Lucky me, ich bin so einer. Ich liebe klassische Düfte, könnte mich in aldehydige Seifenwässerchen reinlegen. Ich kann Tabac Original genießen und mich in Marbert Man wälzen (wenn es der Rücken gerade zulässt). Und ich muss zum Glück niemanden mehr beeindrucken. Ich muss nicht um Akzeptanz buhlen und mich Gruppenzwängen ergeben. Das ist die Gnade der frühen Geburt.
Ich beneide niemanden, der in der heutigen Zeit aufwachsen muss.
Für mich ist das Hobby einfacher, finde ich zumindest. Ich habe keine Angst, einen Trend zu verpassen und muss nicht entscheiden, ob ich Parfüm oder Sneaker von meinem Taschengeld kaufe. Ich muss den Markt nicht im Blick behalten, sondern kann in alten Katalogen stöbern. Ich muss nicht dringend die xte Ambrocenid-Saffran-Oud Bombe testen, nur um mitreden zu können. Diese Schnelllebigkeit passt so gar nicht zu diesem sinnlichen Hobby. Inne halten, Augen zu und genießen, nicht im Vorbeirennen konsumieren. Es gibt nunmal Lebensbereiche, in denen Tempo nicht funktioniert. Parfüm. Oder Tee trinken. Spazieren gehen, im besten Fall mit Hund.

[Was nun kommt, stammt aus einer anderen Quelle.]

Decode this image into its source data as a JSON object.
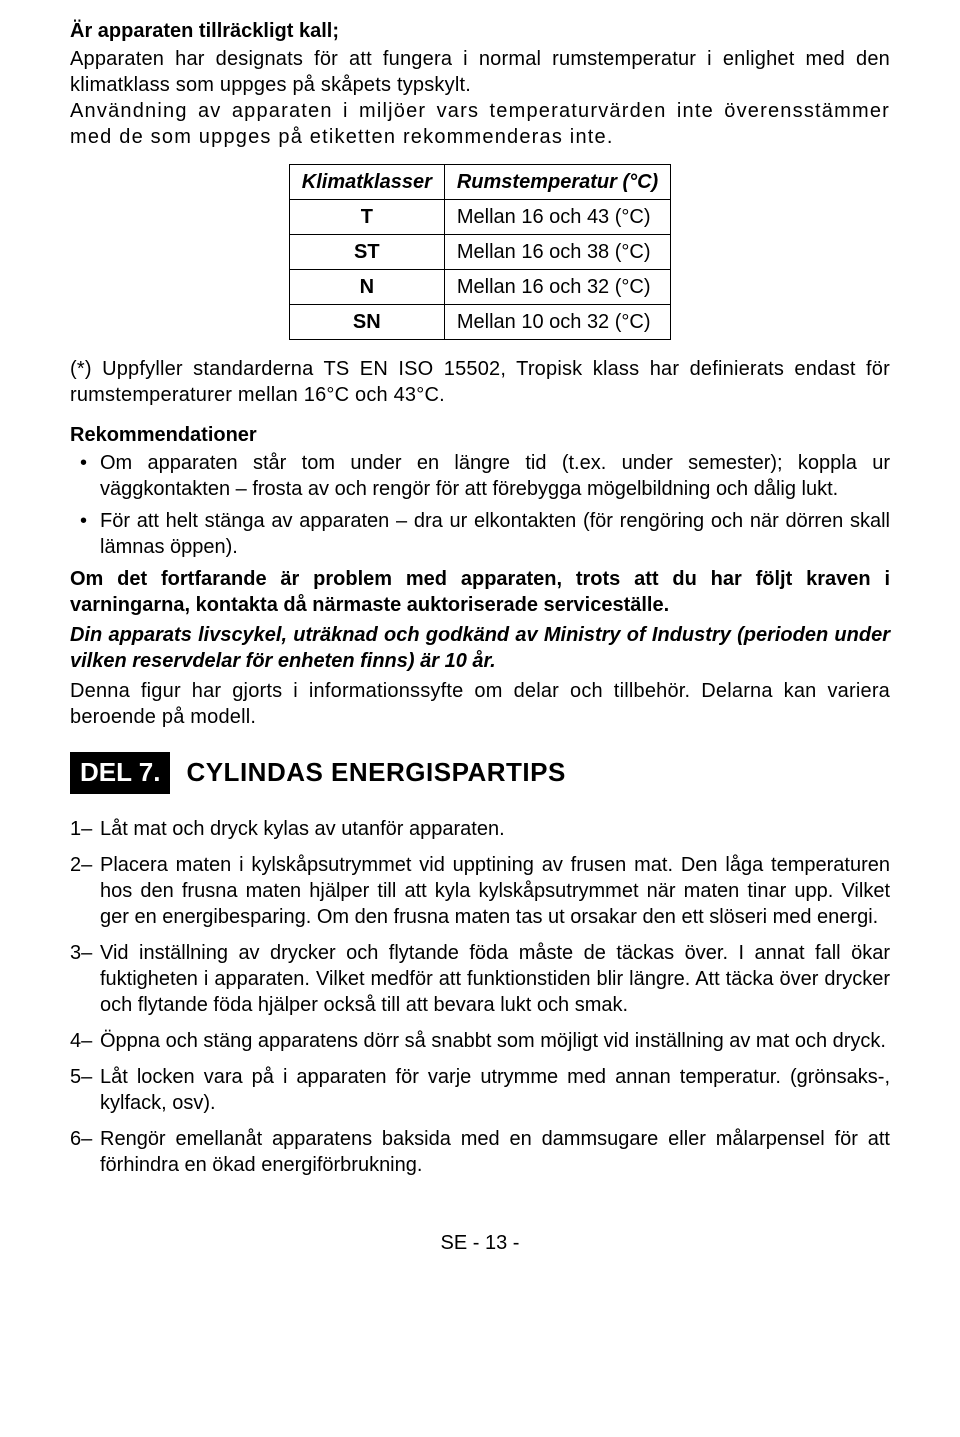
{
  "intro": {
    "title": "Är apparaten tillräckligt kall;",
    "p1": "Apparaten har designats för att fungera i normal rumstemperatur i enlighet med den klimatklass som uppges på skåpets typskylt.",
    "p2": "Användning av apparaten i miljöer vars temperaturvärden inte överensstämmer med de som uppges på etiketten rekommenderas inte."
  },
  "table": {
    "col1": "Klimatklasser",
    "col2": "Rumstemperatur (°C)",
    "rows": [
      {
        "klass": "T",
        "val": "Mellan 16 och 43 (°C)"
      },
      {
        "klass": "ST",
        "val": "Mellan 16 och 38 (°C)"
      },
      {
        "klass": "N",
        "val": "Mellan 16 och 32 (°C)"
      },
      {
        "klass": "SN",
        "val": "Mellan 10 och 32 (°C)"
      }
    ]
  },
  "footnote": "(*) Uppfyller standarderna TS EN ISO 15502, Tropisk klass har definierats endast för rumstemperaturer mellan 16°C och 43°C.",
  "rec": {
    "header": "Rekommendationer",
    "b1": "Om apparaten står tom under en längre tid (t.ex. under semester); koppla ur väggkontakten – frosta av och rengör för att förebygga mögelbildning och dålig lukt.",
    "b2": "För att helt stänga av apparaten – dra ur elkontakten (för rengöring och när dörren skall lämnas öppen)."
  },
  "after": {
    "p1": "Om det fortfarande är problem med apparaten, trots att du har följt kraven i varningarna, kontakta då närmaste auktoriserade serviceställe.",
    "p2": "Din apparats livscykel, uträknad och godkänd av Ministry of Industry (perioden under vilken reservdelar för enheten finns) är 10 år.",
    "p3": "Denna figur har gjorts i informationssyfte om delar och tillbehör. Delarna kan variera beroende på modell."
  },
  "del7": {
    "badge": "DEL 7.",
    "title": "CYLINDAS ENERGISPARTIPS",
    "items": [
      {
        "n": "1–",
        "t": "Låt mat och dryck kylas av utanför apparaten."
      },
      {
        "n": "2–",
        "t": "Placera maten i kylskåpsutrymmet vid upptining av frusen mat. Den låga temperaturen hos den frusna maten hjälper till att kyla kylskåpsutrymmet när maten tinar upp. Vilket ger en energibesparing. Om den frusna maten tas ut orsakar den ett slöseri med energi."
      },
      {
        "n": "3–",
        "t": "Vid inställning av drycker och flytande föda måste de täckas över. I annat fall ökar fuktigheten i apparaten. Vilket medför att funktionstiden blir längre. Att täcka över drycker och flytande föda hjälper också till att bevara lukt och smak."
      },
      {
        "n": "4–",
        "t": "Öppna och stäng apparatens dörr så snabbt som möjligt vid inställning av mat och dryck."
      },
      {
        "n": "5–",
        "t": "Låt locken vara på i apparaten för varje utrymme med annan temperatur. (grönsaks-, kylfack, osv)."
      },
      {
        "n": "6–",
        "t": "Rengör emellanåt apparatens baksida med en dammsugare eller målarpensel för att förhindra en ökad energiförbrukning."
      }
    ]
  },
  "footer": "SE - 13 -"
}
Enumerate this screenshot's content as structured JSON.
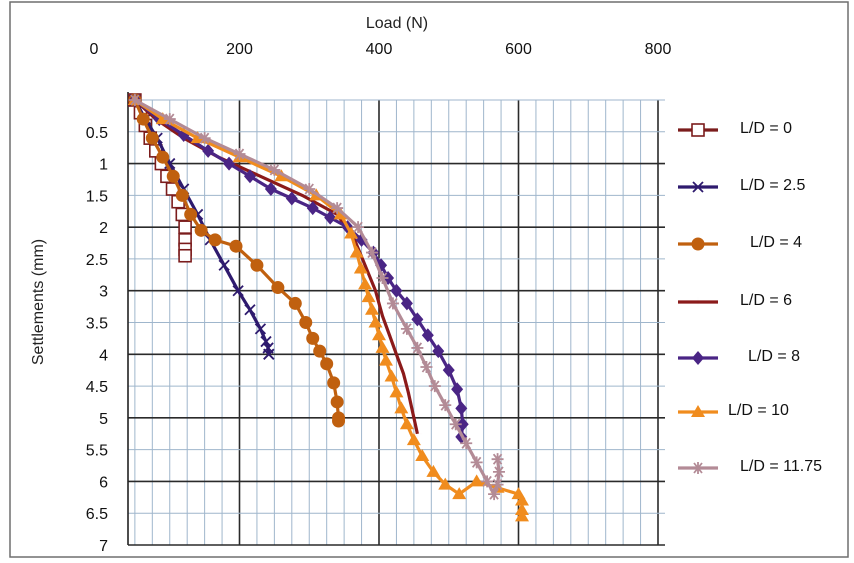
{
  "chart_data": {
    "type": "line",
    "title": "",
    "xlabel": "Load (N)",
    "ylabel": "Settlements (mm)",
    "x_axis_position": "top",
    "y_axis_inverted": true,
    "xlim": [
      0,
      800
    ],
    "ylim": [
      0,
      7
    ],
    "x_ticks": [
      "0",
      "200",
      "400",
      "600",
      "800"
    ],
    "x_tick_values": [
      0,
      200,
      400,
      600,
      800
    ],
    "y_ticks": [
      "0.5",
      "1",
      "1.5",
      "2",
      "2.5",
      "3",
      "3.5",
      "4",
      "4.5",
      "5",
      "5.5",
      "6",
      "6.5",
      "7"
    ],
    "y_tick_values": [
      0.5,
      1,
      1.5,
      2,
      2.5,
      3,
      3.5,
      4,
      4.5,
      5,
      5.5,
      6,
      6.5,
      7
    ],
    "grid": true,
    "legend_position": "right",
    "series": [
      {
        "name": "L/D = 0",
        "color": "#7b1c1c",
        "marker": "square-open",
        "x": [
          50,
          58,
          65,
          72,
          80,
          88,
          96,
          104,
          112,
          118,
          122,
          122,
          122,
          122
        ],
        "y": [
          0.0,
          0.2,
          0.4,
          0.6,
          0.8,
          1.0,
          1.2,
          1.4,
          1.6,
          1.8,
          2.0,
          2.2,
          2.35,
          2.45
        ]
      },
      {
        "name": "L/D = 2.5",
        "color": "#2e1a6e",
        "marker": "x",
        "x": [
          50,
          65,
          82,
          100,
          120,
          140,
          158,
          178,
          198,
          215,
          230,
          238,
          241,
          242,
          242
        ],
        "y": [
          0.0,
          0.3,
          0.6,
          1.0,
          1.4,
          1.8,
          2.2,
          2.6,
          3.0,
          3.3,
          3.6,
          3.8,
          3.9,
          4.0,
          4.0
        ]
      },
      {
        "name": "L/D = 4",
        "color": "#c0600f",
        "marker": "circle",
        "x": [
          50,
          62,
          75,
          90,
          105,
          118,
          130,
          145,
          165,
          195,
          225,
          255,
          280,
          295,
          305,
          315,
          325,
          335,
          340,
          342,
          342
        ],
        "y": [
          0.0,
          0.3,
          0.6,
          0.9,
          1.2,
          1.5,
          1.8,
          2.05,
          2.2,
          2.3,
          2.6,
          2.95,
          3.2,
          3.5,
          3.75,
          3.95,
          4.15,
          4.45,
          4.75,
          5.0,
          5.05
        ]
      },
      {
        "name": "L/D = 6",
        "color": "#8b1a1a",
        "marker": "none",
        "x": [
          50,
          80,
          120,
          170,
          230,
          290,
          340,
          365,
          380,
          395,
          405,
          415,
          425,
          435,
          442,
          448,
          452,
          455
        ],
        "y": [
          0.0,
          0.3,
          0.6,
          0.9,
          1.2,
          1.5,
          1.8,
          2.2,
          2.6,
          3.0,
          3.4,
          3.7,
          4.0,
          4.3,
          4.6,
          4.9,
          5.1,
          5.25
        ]
      },
      {
        "name": "L/D = 8",
        "color": "#4a2585",
        "marker": "diamond",
        "x": [
          50,
          85,
          120,
          155,
          185,
          215,
          245,
          275,
          305,
          330,
          355,
          375,
          392,
          403,
          413,
          425,
          440,
          455,
          470,
          485,
          500,
          512,
          518,
          520,
          518
        ],
        "y": [
          0.0,
          0.3,
          0.55,
          0.8,
          1.0,
          1.2,
          1.4,
          1.55,
          1.7,
          1.85,
          2.0,
          2.2,
          2.4,
          2.6,
          2.8,
          3.0,
          3.2,
          3.45,
          3.7,
          3.95,
          4.25,
          4.55,
          4.85,
          5.1,
          5.3
        ]
      },
      {
        "name": "L/D = 10",
        "color": "#f08c1e",
        "marker": "triangle",
        "x": [
          50,
          90,
          140,
          200,
          260,
          310,
          345,
          360,
          368,
          374,
          380,
          385,
          390,
          395,
          400,
          405,
          410,
          418,
          425,
          432,
          440,
          450,
          462,
          478,
          495,
          515,
          540,
          570,
          600,
          605,
          605,
          605
        ],
        "y": [
          0.0,
          0.3,
          0.6,
          0.9,
          1.2,
          1.5,
          1.8,
          2.1,
          2.4,
          2.65,
          2.9,
          3.1,
          3.3,
          3.5,
          3.7,
          3.9,
          4.1,
          4.35,
          4.6,
          4.85,
          5.1,
          5.35,
          5.6,
          5.85,
          6.05,
          6.2,
          6.0,
          6.1,
          6.2,
          6.3,
          6.45,
          6.55
        ]
      },
      {
        "name": "L/D = 11.75",
        "color": "#b38b96",
        "marker": "asterisk",
        "x": [
          50,
          100,
          150,
          200,
          250,
          300,
          340,
          370,
          390,
          405,
          420,
          440,
          455,
          468,
          480,
          495,
          510,
          525,
          540,
          555,
          565,
          570,
          572,
          570
        ],
        "y": [
          0.0,
          0.3,
          0.6,
          0.85,
          1.1,
          1.4,
          1.7,
          2.0,
          2.4,
          2.8,
          3.2,
          3.6,
          3.9,
          4.2,
          4.5,
          4.8,
          5.1,
          5.4,
          5.7,
          6.0,
          6.2,
          6.05,
          5.85,
          5.65
        ]
      }
    ]
  }
}
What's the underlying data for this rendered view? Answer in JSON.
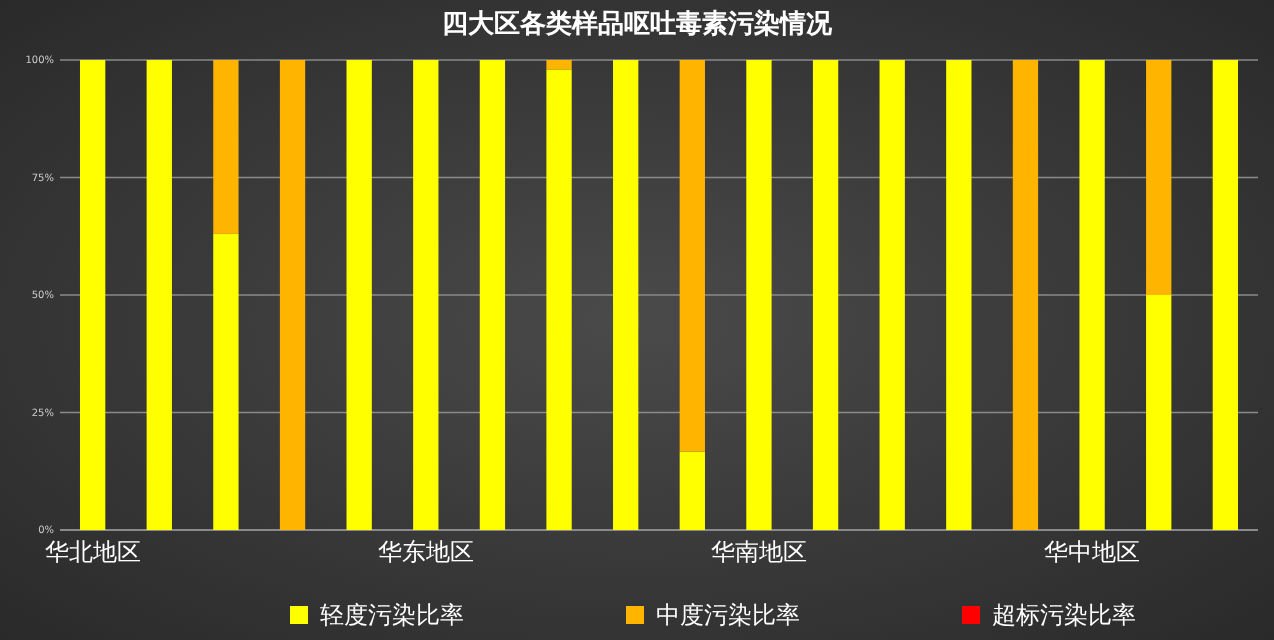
{
  "chart_data": {
    "type": "bar",
    "title": "四大区各类样品呕吐毒素污染情况",
    "stacked": true,
    "categories": [
      "华北地区",
      null,
      null,
      null,
      null,
      "华东地区",
      null,
      null,
      null,
      null,
      "华南地区",
      null,
      null,
      null,
      null,
      "华中地区",
      null,
      null
    ],
    "series": [
      {
        "name": "轻度污染比率",
        "color": "#ffff00",
        "values": [
          100,
          100,
          63,
          0,
          100,
          100,
          100,
          98,
          100,
          16.7,
          100,
          100,
          100,
          100,
          0,
          100,
          50,
          100
        ]
      },
      {
        "name": "中度污染比率",
        "color": "#ffb400",
        "values": [
          0,
          0,
          37,
          100,
          0,
          0,
          0,
          2,
          0,
          83.3,
          0,
          0,
          0,
          0,
          100,
          0,
          50,
          0
        ]
      },
      {
        "name": "超标污染比率",
        "color": "#ff0000",
        "values": [
          0,
          0,
          0,
          0,
          0,
          0,
          0,
          0,
          0,
          0,
          0,
          0,
          0,
          0,
          0,
          0,
          0,
          0
        ]
      }
    ],
    "ylim": [
      0,
      100
    ],
    "yticks": [
      {
        "value": 0,
        "label": "0%"
      },
      {
        "value": 25,
        "label": "25%"
      },
      {
        "value": 50,
        "label": "50%"
      },
      {
        "value": 75,
        "label": "75%"
      },
      {
        "value": 100,
        "label": "100%"
      }
    ],
    "grid": "y",
    "legend": "bottom"
  }
}
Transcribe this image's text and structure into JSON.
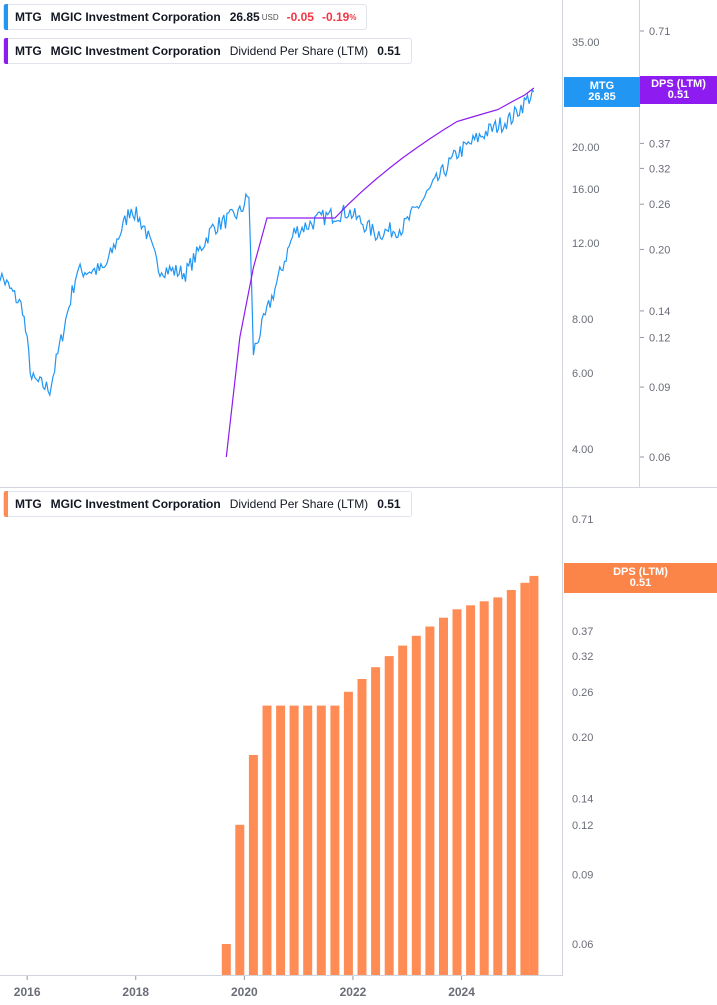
{
  "legend_price": {
    "ticker": "MTG",
    "company": "MGIC Investment Corporation",
    "price": "26.85",
    "currency": "USD",
    "change": "-0.05",
    "change_pct": "-0.19",
    "pct_sign": "%"
  },
  "legend_dps_top": {
    "ticker": "MTG",
    "company": "MGIC Investment Corporation",
    "metric": "Dividend Per Share (LTM)",
    "value": "0.51"
  },
  "legend_dps_bottom": {
    "ticker": "MTG",
    "company": "MGIC Investment Corporation",
    "metric": "Dividend Per Share (LTM)",
    "value": "0.51"
  },
  "tags": {
    "price_ticker": "MTG",
    "price_value": "26.85",
    "dps_label": "DPS (LTM)",
    "dps_value": "0.51",
    "dps_label_bottom": "DPS (LTM)",
    "dps_value_bottom": "0.51"
  },
  "colors": {
    "price_line": "#2196f3",
    "dps_line": "#8e1cf0",
    "dps_bars": "#ff8c55",
    "dps_tag_top": "#8e1cf0",
    "dps_tag_bottom": "#fb8449"
  },
  "chart_data": [
    {
      "type": "line",
      "scale": "log",
      "series": [
        {
          "name": "MTG",
          "x": [
            "2015-06",
            "2015-12",
            "2016-02",
            "2016-06",
            "2016-12",
            "2017-06",
            "2017-12",
            "2018-03",
            "2018-06",
            "2018-12",
            "2019-06",
            "2019-12",
            "2020-02",
            "2020-03",
            "2020-06",
            "2020-12",
            "2021-06",
            "2021-12",
            "2022-06",
            "2022-12",
            "2023-06",
            "2023-12",
            "2024-06",
            "2024-12",
            "2025-05"
          ],
          "y": [
            10.5,
            8.5,
            5.8,
            5.5,
            10.3,
            10.4,
            14.5,
            13.0,
            10.5,
            10.2,
            13.0,
            14.1,
            15.5,
            6.7,
            8.3,
            12.7,
            13.7,
            14.2,
            12.6,
            13.0,
            15.9,
            19.3,
            21.5,
            23.3,
            26.85
          ]
        },
        {
          "name": "Dividend Per Share (LTM)",
          "x": [
            "2019-09",
            "2019-12",
            "2020-03",
            "2020-06",
            "2020-09",
            "2020-12",
            "2021-03",
            "2021-06",
            "2021-09",
            "2021-12",
            "2022-03",
            "2022-06",
            "2022-09",
            "2022-12",
            "2023-03",
            "2023-06",
            "2023-09",
            "2023-12",
            "2024-03",
            "2024-06",
            "2024-09",
            "2024-12",
            "2025-03",
            "2025-05"
          ],
          "y": [
            0.06,
            0.12,
            0.18,
            0.24,
            0.24,
            0.24,
            0.24,
            0.24,
            0.24,
            0.26,
            0.28,
            0.3,
            0.32,
            0.34,
            0.36,
            0.38,
            0.4,
            0.42,
            0.43,
            0.44,
            0.45,
            0.47,
            0.49,
            0.51
          ]
        }
      ],
      "y_ticks": [
        "35.00",
        "20.00",
        "16.00",
        "12.00",
        "8.00",
        "6.00",
        "4.00"
      ],
      "y_ticks_right": [
        "0.71",
        "0.37",
        "0.32",
        "0.26",
        "0.20",
        "0.14",
        "0.12",
        "0.09",
        "0.06"
      ]
    },
    {
      "type": "bar",
      "scale": "log",
      "series": [
        {
          "name": "Dividend Per Share (LTM)",
          "x": [
            "2019-09",
            "2019-12",
            "2020-03",
            "2020-06",
            "2020-09",
            "2020-12",
            "2021-03",
            "2021-06",
            "2021-09",
            "2021-12",
            "2022-03",
            "2022-06",
            "2022-09",
            "2022-12",
            "2023-03",
            "2023-06",
            "2023-09",
            "2023-12",
            "2024-03",
            "2024-06",
            "2024-09",
            "2024-12",
            "2025-03",
            "2025-05"
          ],
          "values": [
            0.06,
            0.12,
            0.18,
            0.24,
            0.24,
            0.24,
            0.24,
            0.24,
            0.24,
            0.26,
            0.28,
            0.3,
            0.32,
            0.34,
            0.36,
            0.38,
            0.4,
            0.42,
            0.43,
            0.44,
            0.45,
            0.47,
            0.49,
            0.51
          ]
        }
      ],
      "y_ticks": [
        "0.71",
        "0.37",
        "0.32",
        "0.26",
        "0.20",
        "0.14",
        "0.12",
        "0.09",
        "0.06"
      ],
      "x_ticks": [
        "2016",
        "2018",
        "2020",
        "2022",
        "2024"
      ]
    }
  ]
}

Wenn ich etwas interessant finde, finde ich es oft ganz unten im Regal. Schlecht beleuchtet und etwas eingestaubt. Das stand da letztes Jahr schon und wird da auch noch nächstes Jahr stehen, also keine Eile. Was habe ich es doch gut.
Aktualisiert am 16.11.2025 - 05:28 Uhr
25 Antworten


Nordwurst
Und nochmal ja, auch heute kommt noch Gutes auf den Markt.
Man muss halt bisschen suchen in Anbetracht der inflationären Menge an Neuerscheinungen.
Die Mischung macht‘s.
Und wer Düfte aus Prestigegründen trägt, hat nichts verstanden! Da nützt auch ein größeres Budget leider auch nichts!
In einem muss ich leider widersprechen, bei uns im M. wollen die tatsächlich noch 140€/100 ml für den Paco p. Homme haben! 🤔
Tiktok und der ganze Kram gehen mir am Arm vorbei. Über Hypes kann ich nur lachen und auch Xerjoff wird in 1-2 Jahren nur noch " ferner liefen" sein. Ich liebe meinen "Designermüll" und meine Vintages sind für mich die beste Nische. Ansonsten gehe ich lieber mit meiner Hündin spazieren und freue mich auf jeden Tag mit ihr.